With their Seventh Replenishment now underway, FIND expresses solidarity and support to our partner the Global Fund, as they aim to raise US$18 billion. The money is needed to get the world back on track towards ending HIV, TB and malaria, to build resilient and sustainable systems for health and strengthen pandemic preparedness, and to make the world more equitable and safer from future threats.

The robust targets set by Global Fund to get back on track to deliver the Sustainable Development Goals for the three diseases by 2030 are achievable. The COVID-19 response proved that political and financial support does unlock transformative progress in global health. FIND stands ready to build on our ACT-Accelerator partnership with Global Fund by helping to ensure that the new tests catalysed through COVID-19 investments can now be capitalized on for HIV, TB, and malaria – and further increase value for money across health systems.

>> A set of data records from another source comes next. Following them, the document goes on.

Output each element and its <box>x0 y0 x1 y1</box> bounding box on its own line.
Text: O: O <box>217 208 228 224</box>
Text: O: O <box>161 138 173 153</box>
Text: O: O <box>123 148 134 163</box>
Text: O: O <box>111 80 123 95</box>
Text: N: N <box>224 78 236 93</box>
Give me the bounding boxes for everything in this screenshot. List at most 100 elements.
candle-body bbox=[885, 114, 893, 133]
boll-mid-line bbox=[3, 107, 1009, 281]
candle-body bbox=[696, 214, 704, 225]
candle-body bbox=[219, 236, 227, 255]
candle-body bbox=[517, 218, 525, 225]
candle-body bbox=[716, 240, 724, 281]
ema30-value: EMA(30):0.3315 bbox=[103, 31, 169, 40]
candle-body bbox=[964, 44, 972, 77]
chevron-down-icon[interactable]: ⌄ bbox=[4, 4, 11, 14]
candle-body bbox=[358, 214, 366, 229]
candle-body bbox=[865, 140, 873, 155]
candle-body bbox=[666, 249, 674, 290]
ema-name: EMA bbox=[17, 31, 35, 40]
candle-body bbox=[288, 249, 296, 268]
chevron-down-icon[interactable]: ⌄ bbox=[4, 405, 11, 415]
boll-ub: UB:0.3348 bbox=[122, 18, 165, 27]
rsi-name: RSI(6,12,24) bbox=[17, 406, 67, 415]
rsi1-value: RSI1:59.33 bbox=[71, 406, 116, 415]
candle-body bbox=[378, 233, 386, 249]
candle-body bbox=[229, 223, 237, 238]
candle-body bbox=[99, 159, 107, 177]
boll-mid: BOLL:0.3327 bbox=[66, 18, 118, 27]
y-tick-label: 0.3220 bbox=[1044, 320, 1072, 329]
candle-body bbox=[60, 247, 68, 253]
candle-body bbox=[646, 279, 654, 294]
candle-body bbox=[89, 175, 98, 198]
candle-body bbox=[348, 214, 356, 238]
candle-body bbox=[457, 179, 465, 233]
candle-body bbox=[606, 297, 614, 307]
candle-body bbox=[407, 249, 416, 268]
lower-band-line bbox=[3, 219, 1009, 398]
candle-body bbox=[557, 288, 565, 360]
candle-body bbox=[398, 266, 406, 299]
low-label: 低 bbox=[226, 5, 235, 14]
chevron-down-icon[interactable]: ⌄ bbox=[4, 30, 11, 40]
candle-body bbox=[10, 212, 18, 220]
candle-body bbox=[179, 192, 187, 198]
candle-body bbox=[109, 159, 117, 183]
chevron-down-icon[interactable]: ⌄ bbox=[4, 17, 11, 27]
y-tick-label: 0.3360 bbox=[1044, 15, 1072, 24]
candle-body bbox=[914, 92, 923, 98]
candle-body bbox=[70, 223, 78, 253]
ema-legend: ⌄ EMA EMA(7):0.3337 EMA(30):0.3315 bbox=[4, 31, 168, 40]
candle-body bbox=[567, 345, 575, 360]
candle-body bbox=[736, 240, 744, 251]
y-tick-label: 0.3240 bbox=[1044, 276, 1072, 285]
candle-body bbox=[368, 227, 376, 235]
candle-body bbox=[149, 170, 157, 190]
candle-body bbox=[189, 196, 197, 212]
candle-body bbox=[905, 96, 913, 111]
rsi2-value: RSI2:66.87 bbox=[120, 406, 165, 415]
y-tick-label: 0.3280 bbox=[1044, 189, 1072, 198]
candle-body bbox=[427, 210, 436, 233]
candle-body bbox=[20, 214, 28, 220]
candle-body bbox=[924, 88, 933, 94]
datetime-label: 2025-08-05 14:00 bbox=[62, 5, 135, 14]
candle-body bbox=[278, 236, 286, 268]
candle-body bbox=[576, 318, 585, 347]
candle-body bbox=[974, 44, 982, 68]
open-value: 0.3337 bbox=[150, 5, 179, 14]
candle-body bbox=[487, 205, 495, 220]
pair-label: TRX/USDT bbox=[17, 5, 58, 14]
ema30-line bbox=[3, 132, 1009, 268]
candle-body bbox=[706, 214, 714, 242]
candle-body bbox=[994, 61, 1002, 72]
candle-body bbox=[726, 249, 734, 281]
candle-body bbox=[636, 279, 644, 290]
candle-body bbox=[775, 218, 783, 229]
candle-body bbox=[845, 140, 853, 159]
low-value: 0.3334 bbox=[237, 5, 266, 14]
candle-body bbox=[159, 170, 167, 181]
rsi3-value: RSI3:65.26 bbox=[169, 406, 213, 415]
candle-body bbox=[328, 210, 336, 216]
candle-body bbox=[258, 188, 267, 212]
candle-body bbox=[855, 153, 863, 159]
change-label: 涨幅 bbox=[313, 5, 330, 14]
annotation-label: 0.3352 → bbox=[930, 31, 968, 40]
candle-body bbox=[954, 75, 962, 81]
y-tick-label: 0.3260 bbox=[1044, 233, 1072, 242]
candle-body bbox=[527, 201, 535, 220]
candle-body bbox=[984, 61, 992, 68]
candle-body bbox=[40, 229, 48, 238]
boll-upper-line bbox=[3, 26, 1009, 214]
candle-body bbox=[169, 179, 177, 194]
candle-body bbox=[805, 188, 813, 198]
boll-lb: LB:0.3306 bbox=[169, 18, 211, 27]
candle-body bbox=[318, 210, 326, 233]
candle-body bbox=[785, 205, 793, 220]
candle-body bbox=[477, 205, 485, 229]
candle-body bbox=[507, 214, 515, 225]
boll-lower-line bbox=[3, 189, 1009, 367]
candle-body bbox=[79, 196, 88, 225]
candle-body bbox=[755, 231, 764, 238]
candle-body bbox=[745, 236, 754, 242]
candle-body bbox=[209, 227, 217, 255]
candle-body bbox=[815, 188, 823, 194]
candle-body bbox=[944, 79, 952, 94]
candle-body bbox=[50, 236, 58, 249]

Global Fund and FIND jointly can create significant value for money:

for health systems strengthening, through

  • Scale-up of next-generation platform technologies, notably including point-of-care molecular tests that can diagnose multiple diseases, including TB and other respiratory illnesses, and to manage HIV, using the same instrument. This will support the Global Fund’s focus on transforming disease-centred care to patient-centred care, allowing patients to access all services closer to home, and helping them start appropriate treatment faster
  • Implementation of diagnostic network optimization analyses and market shaping activities to ensure that the maximum number of people can be reached while improving returns on Global Fund investments

in HIV, through

  • Development, evaluation and roll out of rapid tests to enable so-called “triple elimination” of mother-to-child transmission of HIV, syphilis, and hepatitis B
  • Development, evaluation and roll out of new viral load rapid tests urgently needed for test-and-treat approaches in primary care

in TB, through

  • Development, evaluation and roll out of next-generation TB detection tests using swabs or urine samples suitable for primary care; implementing diagnostics that can provide on-the-spot results could increase the total number of people successfully treated for TB by 17%, which means saving as many as 750,000 additional lives between 2024 and 2026
  • Evaluation and roll-out of specific skin tests that can identify those with TB infection that can be treated to prevent future illness and transmission
  • Development and evaluation of novel tools and bespoke strategies to support TB detection in children and people living with HIV, who often cannot produce the sputum required for traditional tests
  • Boosting in-country capacity for the adoption of targeted next-generation sequencing tools that will enable affordable, scalable and rapid drug-susceptibility testing and improve disease surveillance

in malaria, through

  • Evaluation and roll out of highly sensitive rapid tests that can boost malaria detection to include low parasitaemia and asymptomatic infections, including in pregnant women whose diagnoses are often missed by existing tests
  • Development, evaluation and roll out of rapid tests that can detect different malaria species, notably Plasmodium vivax, and which use diverse biomarkers and sample types
  • Building on experience in the COVID-19 response, use the Global Fund’s market shaping potential to significantly reduce the cost of tests

Together, we can make sure everyone who needs a test can get one – to make HIV, TB and malaria elimination a reality.